The derivation and analysis of future human action (FHA) safety scenarios is described in detail in NAB 24‑09 (Nagra 2024r). Two FHA safety scenarios are formulated and propagated to the analysis of radiological consequences based on a detailed FHA FEP review and discussion.
-
Direct hit by a deep borehole
Drilling a deep borehole is deemed a plausible action at the site that could in principle put humans and the environment at risk. The propagated safety scenario (FHA-1) considers two variants, where the borehole penetrates either an HLW emplacement drift (FHA-1a) or an L/ILW emplacement cavern (FHA-1b), as illustrated in Fig. 7‑8.

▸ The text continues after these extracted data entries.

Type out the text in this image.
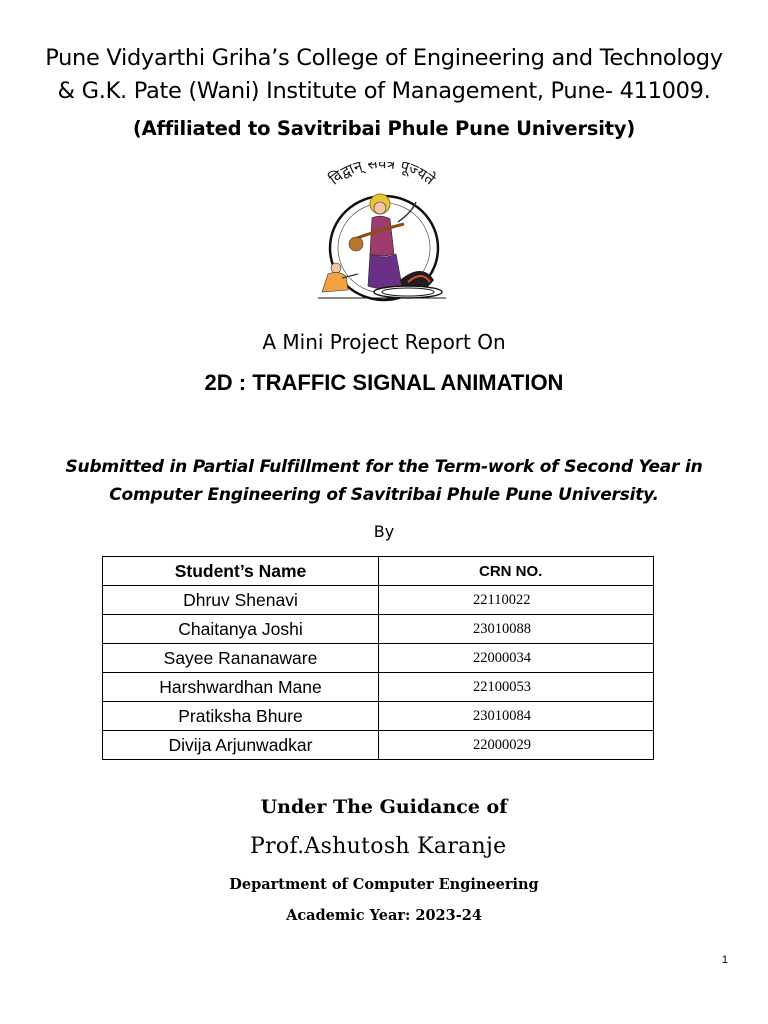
Pune Vidyarthi Griha’s College of Engineering and Technology
& G.K. Pate (Wani) Institute of Management, Pune- 411009.
(Affiliated to Savitribai Phule Pune University)
विद्वान् सर्वत्र पूज्यते
A Mini Project Report On
2D : TRAFFIC SIGNAL ANIMATION
Submitted in Partial Fulfillment for the Term-work of Second Year in
Computer Engineering of Savitribai Phule Pune University.
By
Student’s Name	CRN NO.
Dhruv Shenavi	22110022
Chaitanya Joshi	23010088
Sayee Rananaware	22000034
Harshwardhan Mane	22100053
Pratiksha Bhure	23010084
Divija Arjunwadkar	22000029
Under The Guidance of
Prof.Ashutosh Karanje
Department of Computer Engineering
Academic Year: 2023-24
1
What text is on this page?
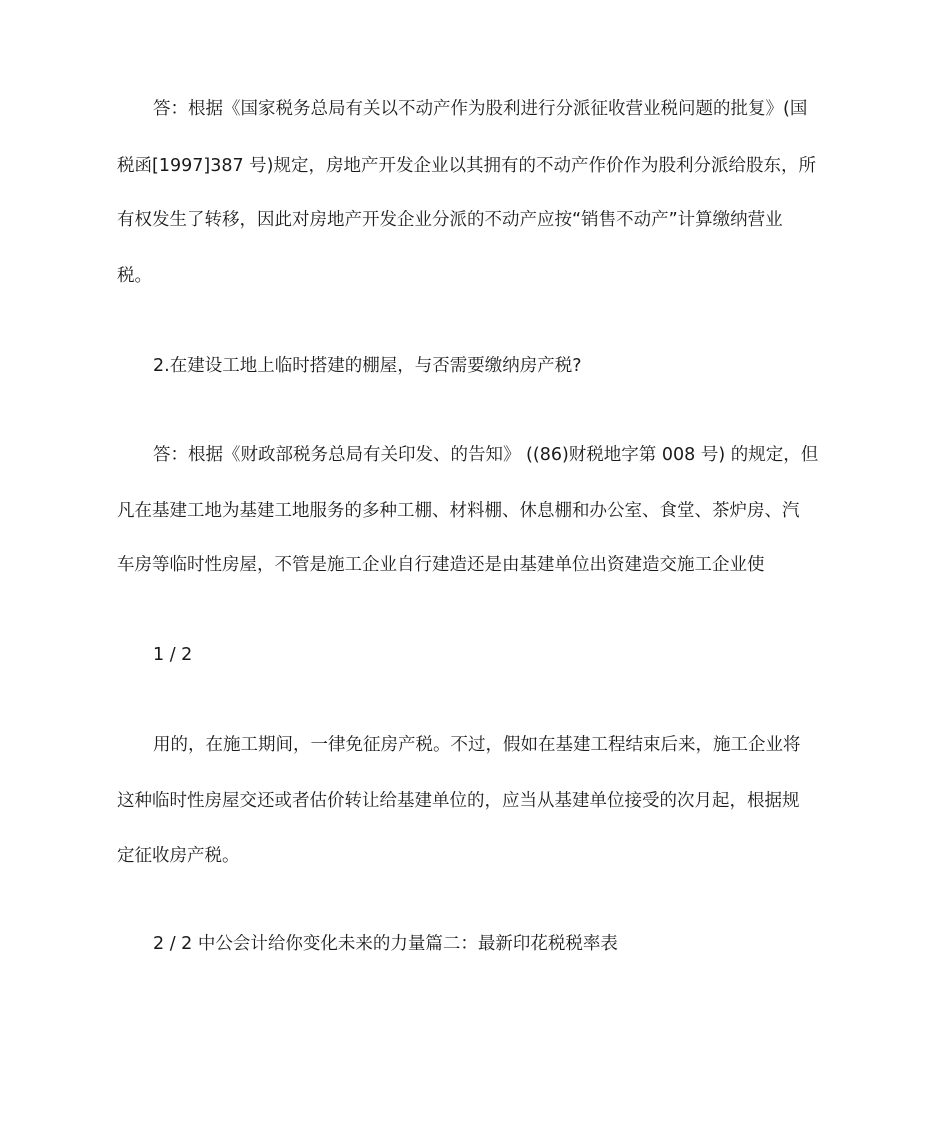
答：根据《国家税务总局有关以不动产作为股利进行分派征收营业税问题的批复》(国
税函[1997]387 号)规定，房地产开发企业以其拥有的不动产作价作为股利分派给股东，所
有权发生了转移，因此对房地产开发企业分派的不动产应按“销售不动产”计算缴纳营业
税。
2.在建设工地上临时搭建的棚屋，与否需要缴纳房产税?
答：根据《财政部税务总局有关印发、的告知》 ((86)财税地字第 008 号) 的规定，但
凡在基建工地为基建工地服务的多种工棚、材料棚、休息棚和办公室、食堂、茶炉房、汽
车房等临时性房屋，不管是施工企业自行建造还是由基建单位出资建造交施工企业使
1 / 2
用的，在施工期间，一律免征房产税。不过，假如在基建工程结束后来，施工企业将
这种临时性房屋交还或者估价转让给基建单位的，应当从基建单位接受的次月起，根据规
定征收房产税。
2 / 2 中公会计给你变化未来的力量篇二：最新印花税税率表
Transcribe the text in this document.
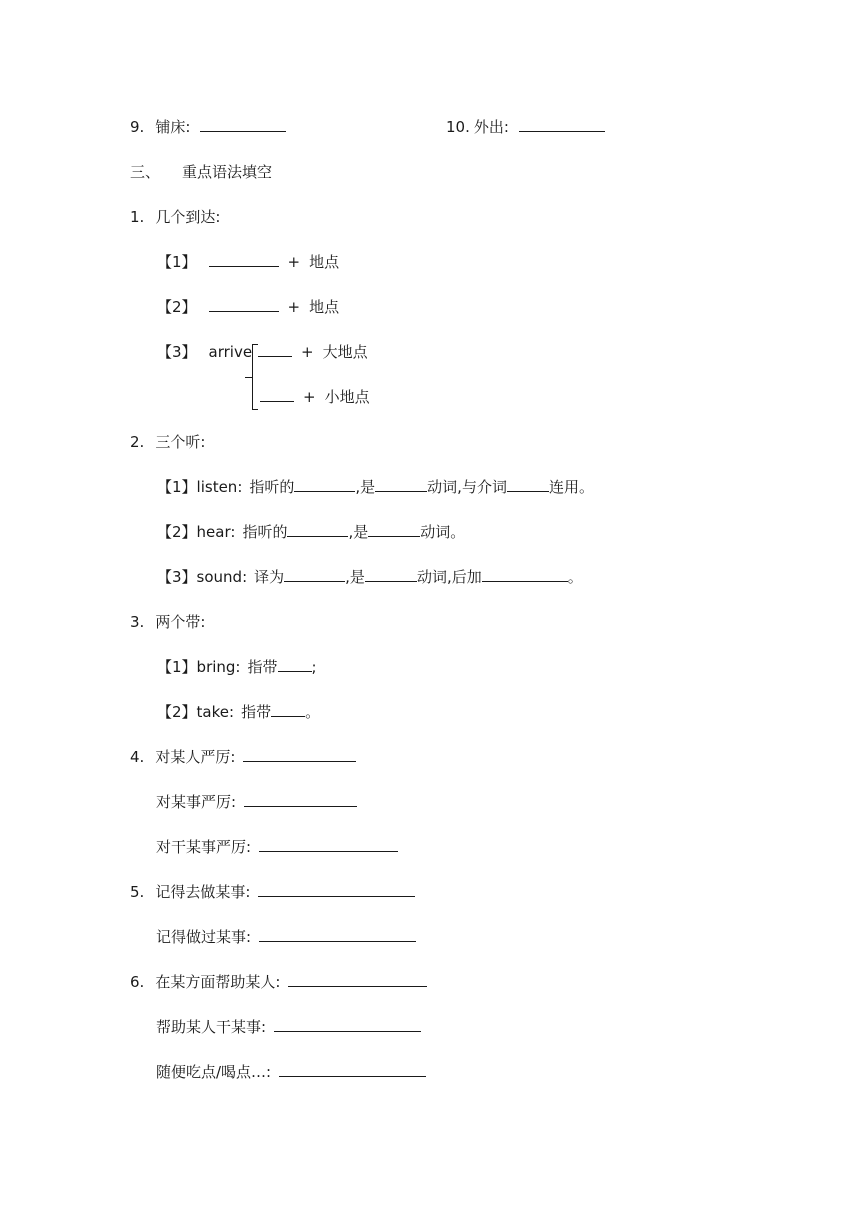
9. 铺床:	10. 外出:
三、 重点语法填空
1. 几个到达:
【1】	+ 地点
【2】	+ 地点
【3】 arrive	+ 大地点
+ 小地点
2. 三个听:
【1】listen: 指听的	,是	动词,与介词	连用。
【2】hear: 指听的	,是	动词。
【3】sound: 译为	,是	动词,后加	。
3. 两个带:
【1】bring: 指带 ;
【2】take: 指带 。
4. 对某人严厉:
对某事严厉:
对干某事严厉:
5. 记得去做某事:
记得做过某事:
6. 在某方面帮助某人:
帮助某人干某事:
随便吃点/喝点…:
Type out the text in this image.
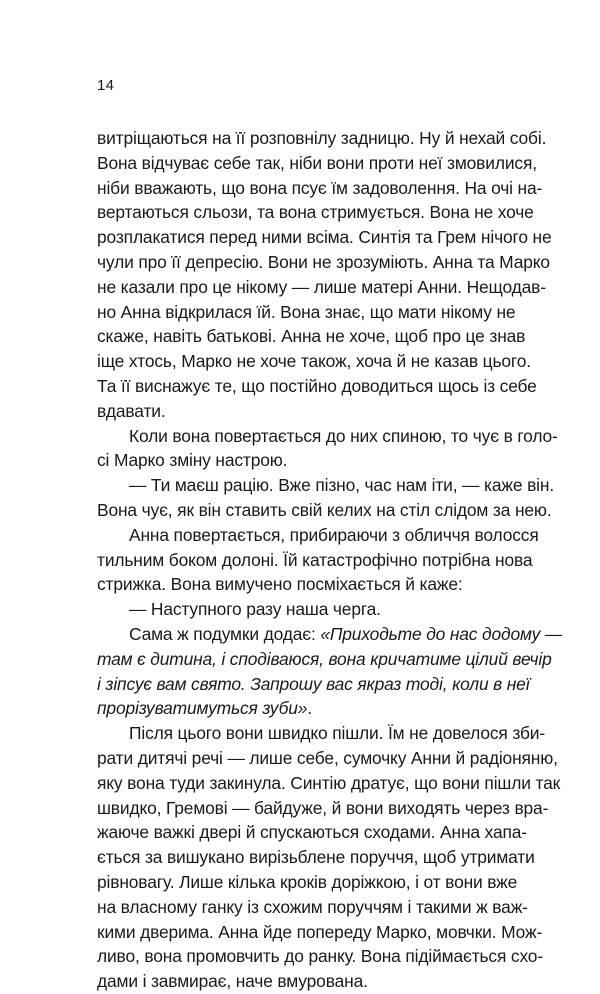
14
витріщаються на її розповнілу задницю. Ну й нехай собі.
Вона відчуває себе так, ніби вони проти неї змовилися,
ніби вважають, що вона псує їм задоволення. На очі на-
вертаються сльози, та вона стримується. Вона не хоче
розплакатися перед ними всіма. Синтія та Грем нічого не
чули про її депресію. Вони не зрозуміють. Анна та Марко
не казали про це нікому — лише матері Анни. Нещодав-
но Анна відкрилася їй. Вона знає, що мати нікому не
скаже, навіть батькові. Анна не хоче, щоб про це знав
іще хтось, Марко не хоче також, хоча й не казав цього.
Та її виснажує те, що постійно доводиться щось із себе
вдавати.
Коли вона повертається до них спиною, то чує в голо-
сі Марко зміну настрою.
— Ти маєш рацію. Вже пізно, час нам іти, — каже він.
Вона чує, як він ставить свій келих на стіл слідом за нею.
Анна повертається, прибираючи з обличчя волосся
тильним боком долоні. Їй катастрофічно потрібна нова
стрижка. Вона вимучено посміхається й каже:
— Наступного разу наша черга.
Сама ж подумки додає: «Приходьте до нас додому —
там є дитина, і сподіваюся, вона кричатиме цілий вечір
і зіпсує вам свято. Запрошу вас якраз тоді, коли в неї
прорізуватимуться зуби».
Після цього вони швидко пішли. Їм не довелося зби-
рати дитячі речі — лише себе, сумочку Анни й радіоняню,
яку вона туди закинула. Синтію дратує, що вони пішли так
швидко, Гремові — байдуже, й вони виходять через вра-
жаюче важкі двері й спускаються сходами. Анна хапа-
ється за вишукано вирізьблене поруччя, щоб утримати
рівновагу. Лише кілька кроків доріжкою, і от вони вже
на власному ганку із схожим поруччям і такими ж важ-
кими дверима. Анна йде попереду Марко, мовчки. Мож-
ливо, вона промовчить до ранку. Вона підіймається схо-
дами і завмирає, наче вмурована.
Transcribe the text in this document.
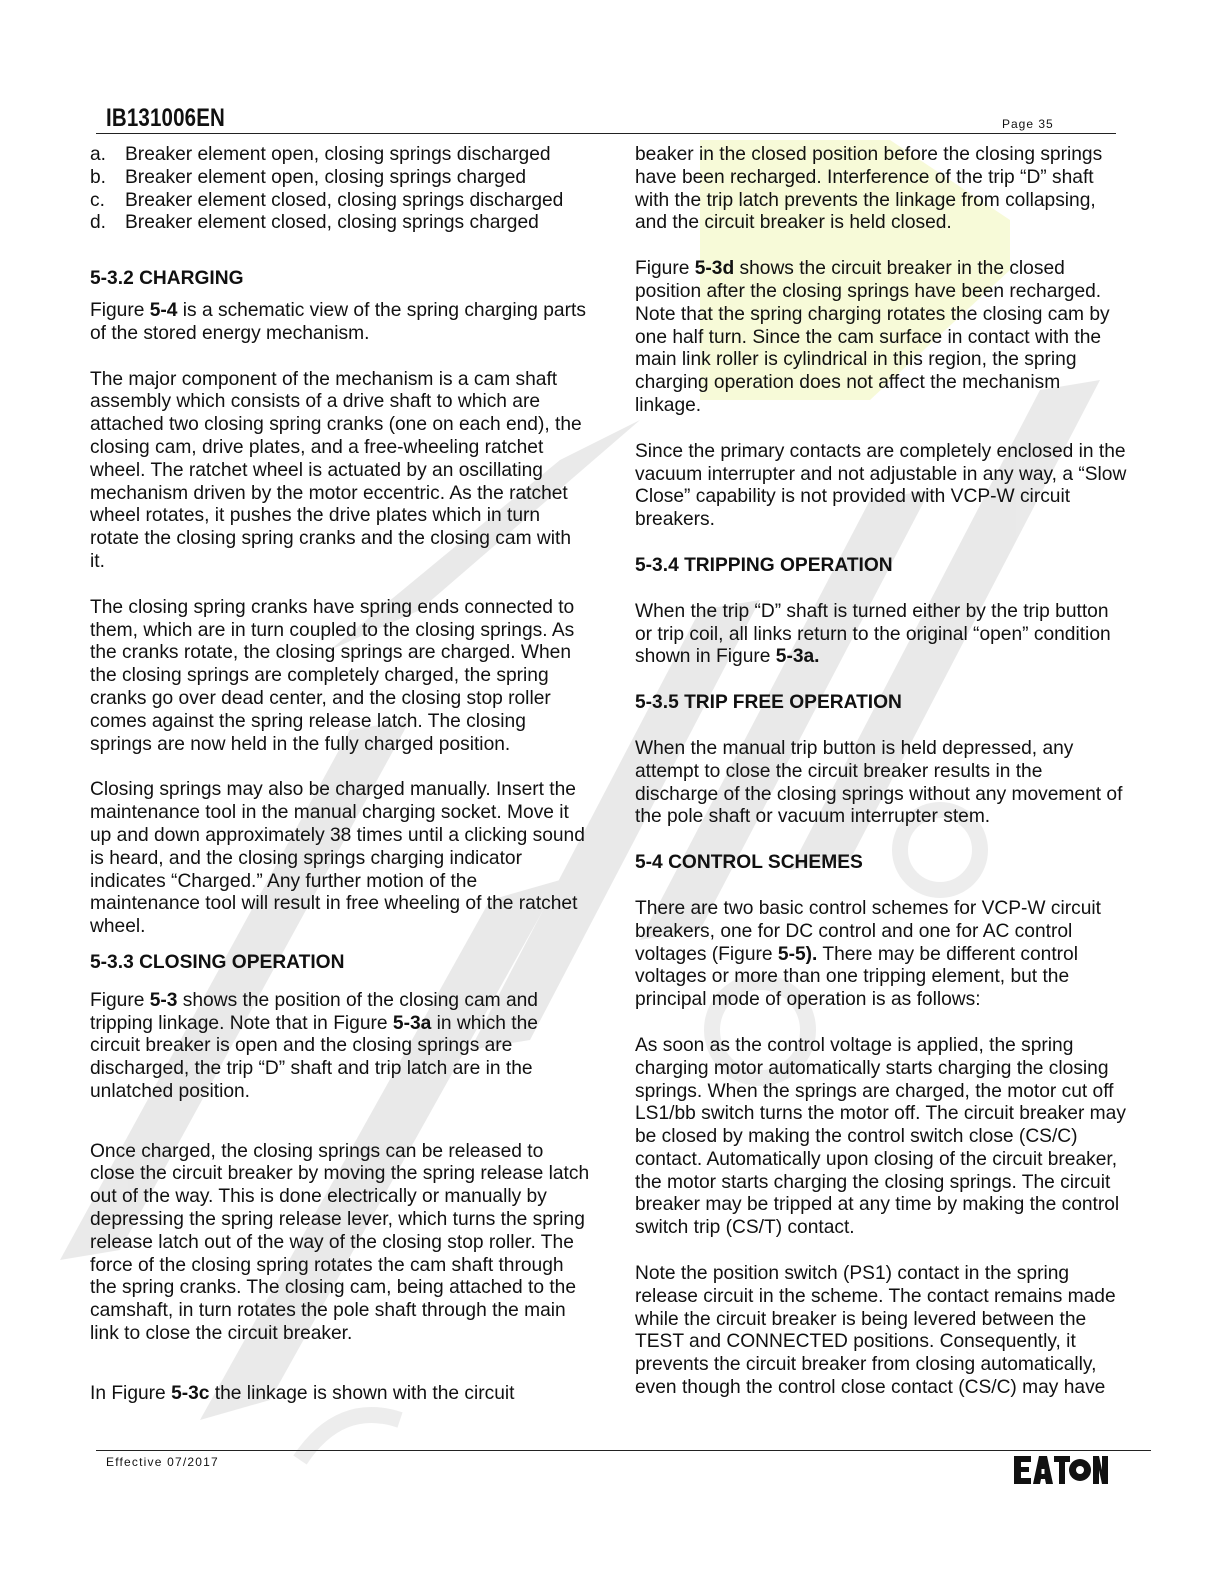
IB131006EN	Page 35
a. Breaker element open, closing springs discharged
b. Breaker element open, closing springs charged
c.	Breaker element closed, closing springs discharged
d. Breaker element closed, closing springs charged
5-3.2 CHARGING

Figure 5-4 is a schematic view of the spring charging parts of the stored energy mechanism.

The major component of the mechanism is a cam shaft assembly which consists of a drive shaft to which are attached two closing spring cranks (one on each end), the closing cam, drive plates, and a free-wheeling ratchet wheel. The ratchet wheel is actuated by an oscillating mechanism driven by the motor eccentric. As the ratchet wheel rotates, it pushes the drive plates which in turn rotate the closing spring cranks and the closing cam with it.

The closing spring cranks have spring ends connected to them, which are in turn coupled to the closing springs. As the cranks rotate, the closing springs are charged. When the closing springs are completely charged, the spring cranks go over dead center, and the closing stop roller comes against the spring release latch. The closing springs are now held in the fully charged position.

Closing springs may also be charged manually. Insert the maintenance tool in the manual charging socket. Move it up and down approximately 38 times until a clicking sound is heard, and the closing springs charging indicator indicates “Charged.” Any further motion of the maintenance tool will result in free wheeling of the ratchet wheel.

5-3.3 CLOSING OPERATION

Figure 5-3 shows the position of the closing cam and tripping linkage. Note that in Figure 5-3a in which the circuit breaker is open and the closing springs are discharged, the trip “D” shaft and trip latch are in the unlatched position.

Once charged, the closing springs can be released to close the circuit breaker by moving the spring release latch out of the way. This is done electrically or manually by depressing the spring release lever, which turns the spring release latch out of the way of the closing stop roller. The force of the closing spring rotates the cam shaft through the spring cranks. The closing cam, being attached to the camshaft, in turn rotates the pole shaft through the main link to close the circuit breaker.

In Figure 5-3c the linkage is shown with the circuit

beaker in the closed position before the closing springs have been recharged. Interference of the trip “D” shaft with the trip latch prevents the linkage from collapsing, and the circuit breaker is held closed.

Figure 5-3d shows the circuit breaker in the closed position after the closing springs have been recharged. Note that the spring charging rotates the closing cam by one half turn. Since the cam surface in contact with the main link roller is cylindrical in this region, the spring charging operation does not affect the mechanism linkage.

Since the primary contacts are completely enclosed in the vacuum interrupter and not adjustable in any way, a “Slow Close” capability is not provided with VCP-W circuit breakers.

5-3.4 TRIPPING OPERATION

When the trip “D” shaft is turned either by the trip button or trip coil, all links return to the original “open” condition shown in Figure 5-3a.

5-3.5 TRIP FREE OPERATION

When the manual trip button is held depressed, any attempt to close the circuit breaker results in the discharge of the closing springs without any movement of the pole shaft or vacuum interrupter stem.

5-4 CONTROL SCHEMES

There are two basic control schemes for VCP-W circuit breakers, one for DC control and one for AC control voltages (Figure 5-5). There may be different control voltages or more than one tripping element, but the principal mode of operation is as follows:

As soon as the control voltage is applied, the spring charging motor automatically starts charging the closing springs. When the springs are charged, the motor cut off LS1/bb switch turns the motor off. The circuit breaker may be closed by making the control switch close (CS/C) contact. Automatically upon closing of the circuit breaker, the motor starts charging the closing springs. The circuit breaker may be tripped at any time by making the control switch trip (CS/T) contact.

Note the position switch (PS1) contact in the spring release circuit in the scheme. The contact remains made while the circuit breaker is being levered between the TEST and CONNECTED positions. Consequently, it prevents the circuit breaker from closing automatically, even though the control close contact (CS/C) may have

Effective 07/2017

Fig. 7‑8:Pathways for radionuclide transport along boreholes in the FHA-1 safety scenario
The borehole safety scenario assumes a continuous borehole through the CRZ and through either the HLW or the L/ILW repository section down into an underlying deep aquifer to allow for advective flow through the borehole. During drilling, contaminated material could be recovered with the drill mud and, with no knowledge of the possible danger, be disposed of in a gravel pit, from where dissolved radionuclides could enter the local biosphere aquifer. Additionally, deep groundwater and radionuclides could migrate through the borehole, which is assumed to remain open and is assigned various flow rates. Both exposure pathways are considered conservatively in a cumulated way.
For the HLW FHA-1 variant, the borehole is assumed to penetrate an SF disposal canister. The calculation case (labelled as FHA-1a-DH-Diss) assesses the subsequent transport of dissolved radionuclides via the aqueous phase. A two-phase flow calculation that accounts for 14C in the form of methane is performed separately for the situation (FHA-1a-DH-Vol).
For L/ILW, the scenario assumes a borehole penetration of an L/ILW emplacement cavern. Three calculation cases are defined to account for the consequences of a waste package hit as well as for the consequences of penetrating a cavern. One calculation case focuses on a direct hit of a single waste package (FHA-1b-WP-Diss), from which contaminated material could be recovered with the drill mud and disposed of in a gravel pit, from where dissolved radionuclides could be transported to the local biosphere aquifer. The other two calculation cases assume that all radionuclides are homogenously distributed within the cavern and could be released via a preferred pathway along the borehole; one case focuses on the aqueous phase (FHA-1b-PFP-Diss), while the other considers two-phase flow with a focus on 14C in the form of methane (FHA-1b-PFP-Vol).
-
Repository abandonment
This FHA safety scenario (FHA-2) addresses the abandonment of the repository during the monitoring phase, when all waste material is below ground but backfilling, sealing and closure of the tunnels and shafts are incomplete. It is assumed that groundwater entry through the open structures accelerates resaturation and leads to enhanced radionuclide transport through the shafts. Both dissolved radionuclides (FHA-2-Diss) and volatile radionuclide (FHA-2-Vol) are considered. The radiological impact is evaluated for the highly soluble, and dose-dominating, radionuclide I-129, and the volatile form (methane) of 14C.